Abstract
AI systems are no longer just responding to us. They are beginning to act for us. These AI agents mimic human work and have been massively influential in the software engineering space, but ensuring they are behaving safely and efficiently is a major challenge. My technical capstone and STS research explore these topics by investigating the control and governance of AI models, by researching how we steer AI behavior, and how we manage accountability, respectively.
As a part of my technical capstone, I explored the challenge of how image captions do not account for blind people, as they often use visual descriptors such as color or texture while underspecifying or ignoring spatial layouts and descriptions. To deal with this, I adapted an activation-steering pipeline to steer the outputs of large language models from descriptive to spatial language. This was primarily done on the Qwen-1_8B-chat model, as this model had a strong ability to be steered towards generating spatial captions. However, we also observed that the coherence of the generated text degenerated the larger the steering strength, which means the model can only be steered at such a strength before captions become gibberish.

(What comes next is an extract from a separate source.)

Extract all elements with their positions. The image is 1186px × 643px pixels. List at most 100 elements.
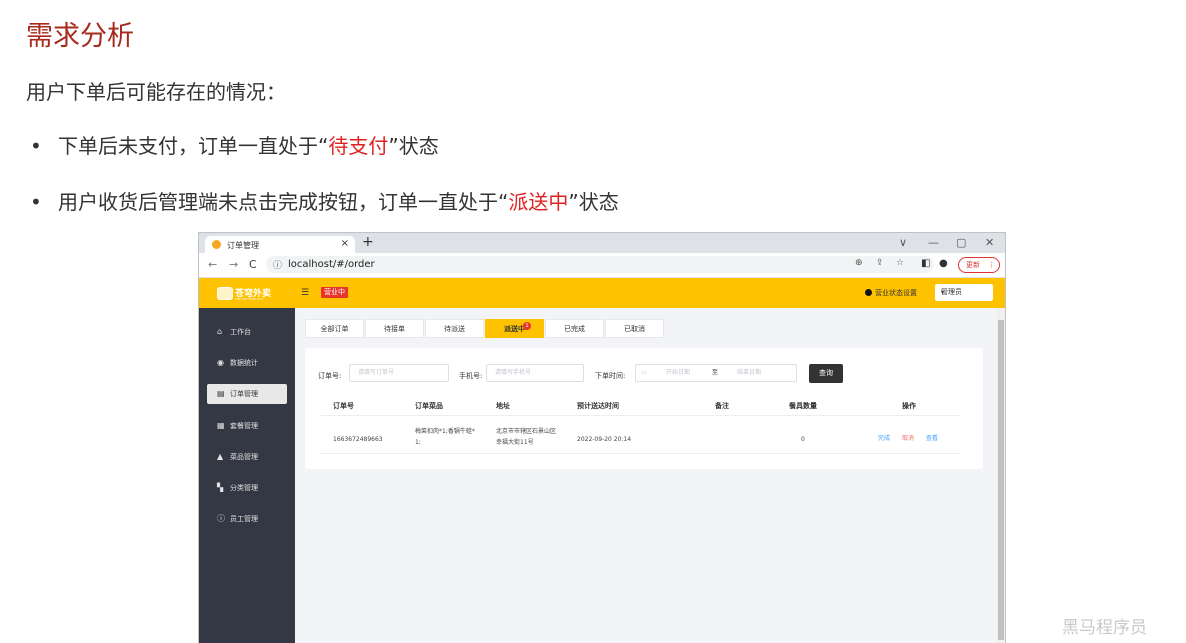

Technical interventions on AI models, such as activation steering, help us align AI with human needs, but with the increased power and autonomy of AI systems, we need more technical guardrails, governance, and accountability in order to maintain human safety and alignment.

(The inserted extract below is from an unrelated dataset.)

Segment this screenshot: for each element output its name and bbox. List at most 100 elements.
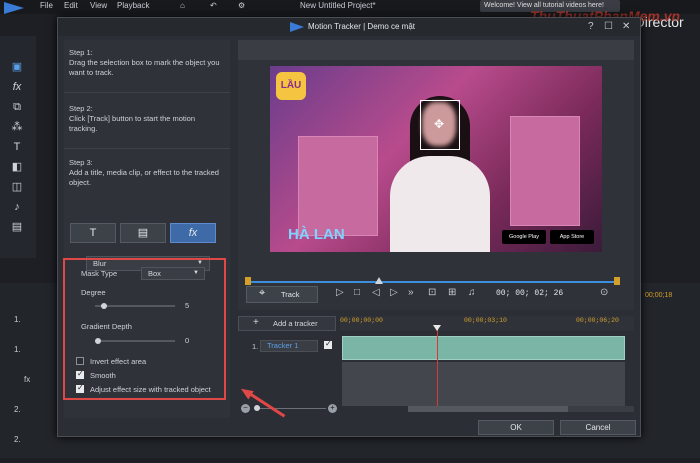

My STS research explored this problem, but primarily focused on accountability in agentic AI systems. These systems have the power to autonomously plan and execute complex tasks without any human intervention, which is a large progression from AI chatbots. By using Actor-Network Theory (ANT), I was able to analyze how responsibility is distributed upon a complex network of actors in AI development, including developers, corporate leadership, safety teams, and even the AI itself. A pattern found was that as AI companies accelerate product releases, the power of internal safety teams decreases, or the safety team gets dissolved. Additionally, when AI fails and causes real damage, corporations typically place blame on the user using the system rather than the system that allowed the user to make a mistake.
This research illustrates the idea that there are a variety of ways to align AI with human interests, from both a technical perspective that involves influencing the model at a real-time level, and creating accountability in major AI corporations through preserving the power of safety teams.